"My dear," he said feebly. She washed his wounds and bound them up. She cried softly over his pain, which was so much less than her own.

"I've been a brute to you," he mumbled. "But God help me I'll be that no more."

"You've always loved me," she said. It was true in spite of everything.

"Yes," said old Ned. Then he fell asleep and woke in an hour and wandered a little in his talk. But she soothed him into peace again and he rested quietly. Yet she could not leave him to get help till next morning, and when she went over to their nearest neighbour, Missouri Simpson, he was away from home. It was noon when he returned and rode into Kamloops for the doctor. He told the police what had happened, and found that someone had already brought into town Ned's gun and told them of the horse. They telegraphed to all stations to the Coast to hold a certain Sitcum Siwash, known as Pitt River Pete. But by that time Pete was in hiding on the south side of the Fraser, over against the Mill, with a canoe, stolen from a house near Ruby Creek, where he had left the train. For it seemed to him that he could not escape if he went further. That he had not been arrested yet was a miracle.

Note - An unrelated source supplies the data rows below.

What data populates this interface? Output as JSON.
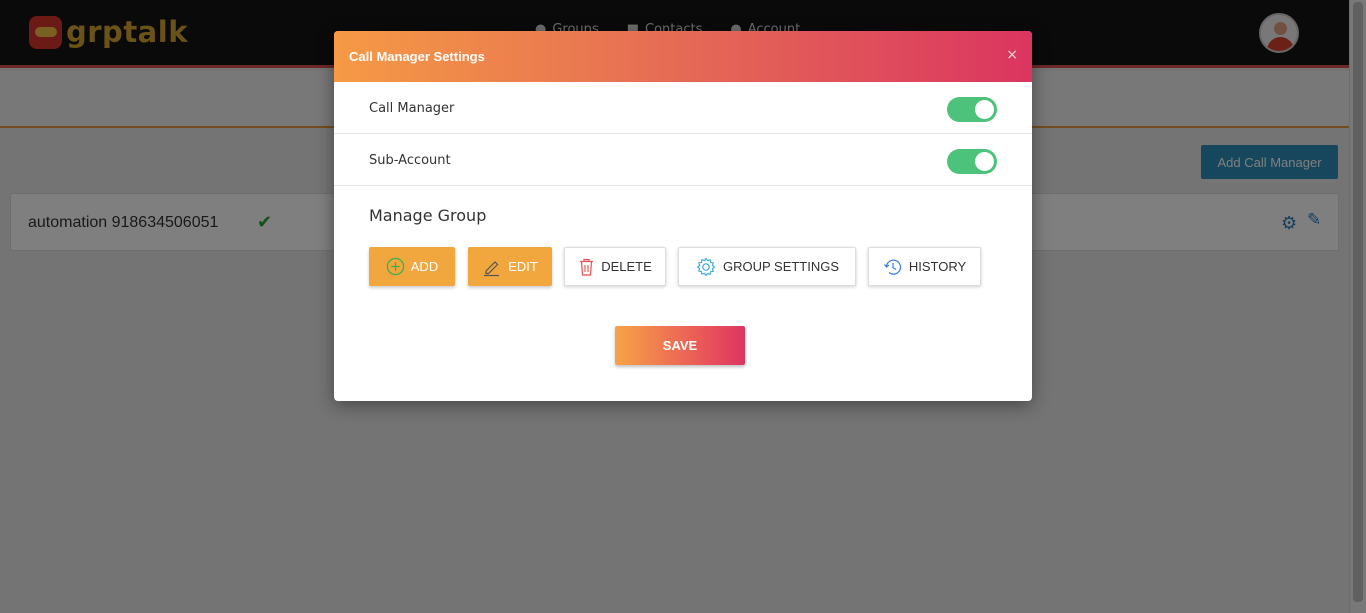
{
  "app": {
    "logo_text": "grptalk",
    "nav": [
      {
        "label": "Groups",
        "icon": "users-icon"
      },
      {
        "label": "Contacts",
        "icon": "book-icon"
      },
      {
        "label": "Account",
        "icon": "user-icon"
      }
    ],
    "avatar_icon": "avatar-icon"
  },
  "page": {
    "add_call_manager_label": "Add Call Manager",
    "row": {
      "title": "automation 918634506051",
      "check_icon": "check-icon",
      "settings_icon": "gear-icon",
      "edit_icon": "pencil-icon"
    }
  },
  "modal": {
    "title": "Call Manager Settings",
    "close_glyph": "×",
    "settings": [
      {
        "label": "Call Manager",
        "enabled": true
      },
      {
        "label": "Sub-Account",
        "enabled": true
      }
    ],
    "manage_group_title": "Manage Group",
    "buttons": {
      "add": "ADD",
      "edit": "EDIT",
      "delete": "DELETE",
      "group_settings": "GROUP SETTINGS",
      "history": "HISTORY"
    },
    "save_label": "SAVE"
  },
  "colors": {
    "header_gradient_start": "#f59a45",
    "header_gradient_end": "#db3560",
    "toggle_on": "#4cc27a",
    "orange_button": "#f2a63e",
    "primary_blue": "#2c8fb8"
  }
}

"They'll catch me and hang me," he said with a snarl.

He felt sure they would and he had something to do before they did.

As he lay in the brush, across the river, he tried to pick out the lights of the house, high upon the hill, in which Jenny and George Quin lived.

XXI

The news that one Pitt River Pete was wanted by the police, by the "bulls," spread fast through the town and into Shack City. As soon as they heard, and as soon as Indian Annie was chuckling grossly over the possible delight of seeing Pete hanged, the police came down and searched every hole and corner in the sawdust swamp. They routed out Annie almost the first of the lot, and she screamed insults at them as they searched her den.